Creating a business plan won’t guarantee success, but it’s important to have one to give your business its best shot. Here’s a guide on how to put one together.
A good business plan is a concise yet comprehensive document outlining your business, its market and its objectives.
KPMG Small Business Accounting has put together some pointers on how to draft your first business plan. Crucially, it should be a living document – you don’t just create one when you’re starting out and forget about it. Your plan should adapt as your market and objectives are always in flux.

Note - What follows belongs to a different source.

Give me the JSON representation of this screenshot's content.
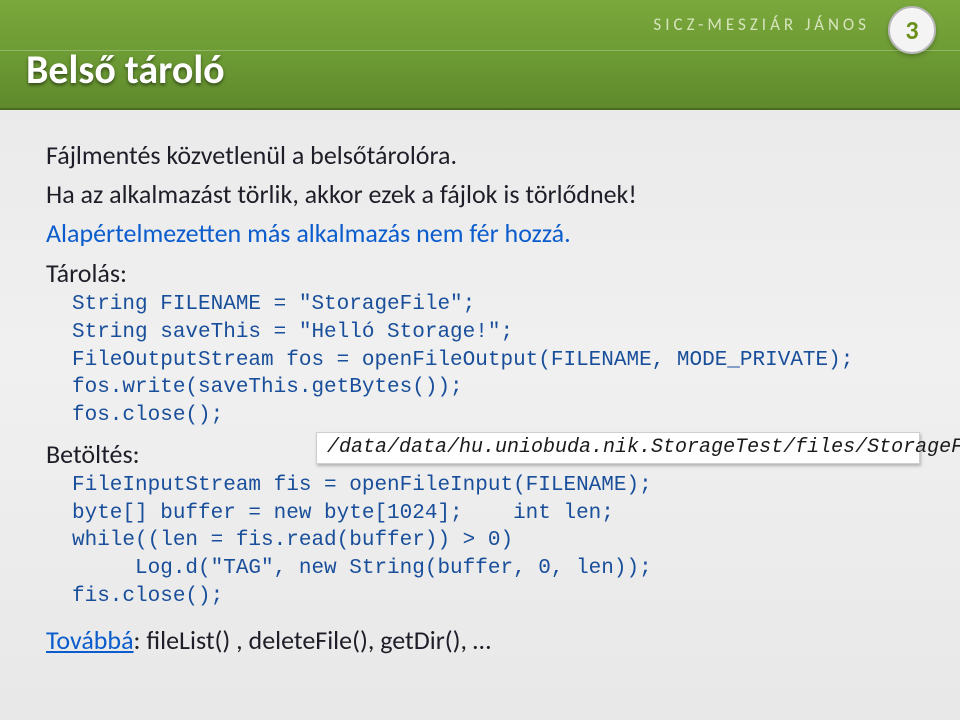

Bivek Sharma, head of KPMG Small Business Accounting, said: “It should engage and inspire. It should tell the story of a business with a bright future – the opportunity should be obvious.”
What is a business plan?
A business plan usually covers a time period of around three years, and is around ten to 20 pages for smaller firms.
It should feature:
• An executive summary
• Aims and strategy
• Business description
• Operations information
• Organisation and management
• SWOT analysis
• Market description
• Marketing and sales strategies
• Financial information
• Funding requirements
Putting this information together can help you think more clearly about your aims and objectives, and how to tackle any challenges.
Don’t get caught out
There are some common mistakes when it comes to creating a business plan. The first is ignoring them altogether – either by not writing one, or writing one at the start and never looking at it again. It should be a tool to help you grow your business, every step of the way.
According to Sharma, some businesses go the other way, and create business plans with reams and reams of pages.
“They’re crammed with too much information and they can be difficult to understand,” he said.
“Others are too short, which makes it look like there isn’t much to say or that the owner hasn’t devoted enough time to writing their business plan. Business plans should read well and look professional throughout.
Lastly, all the financials need to be able to withstand close scrutiny. If your numbers don’t add up, the document is at best meaningless, and at worst misleading. If you’re looking for funding, get the numbers right first time.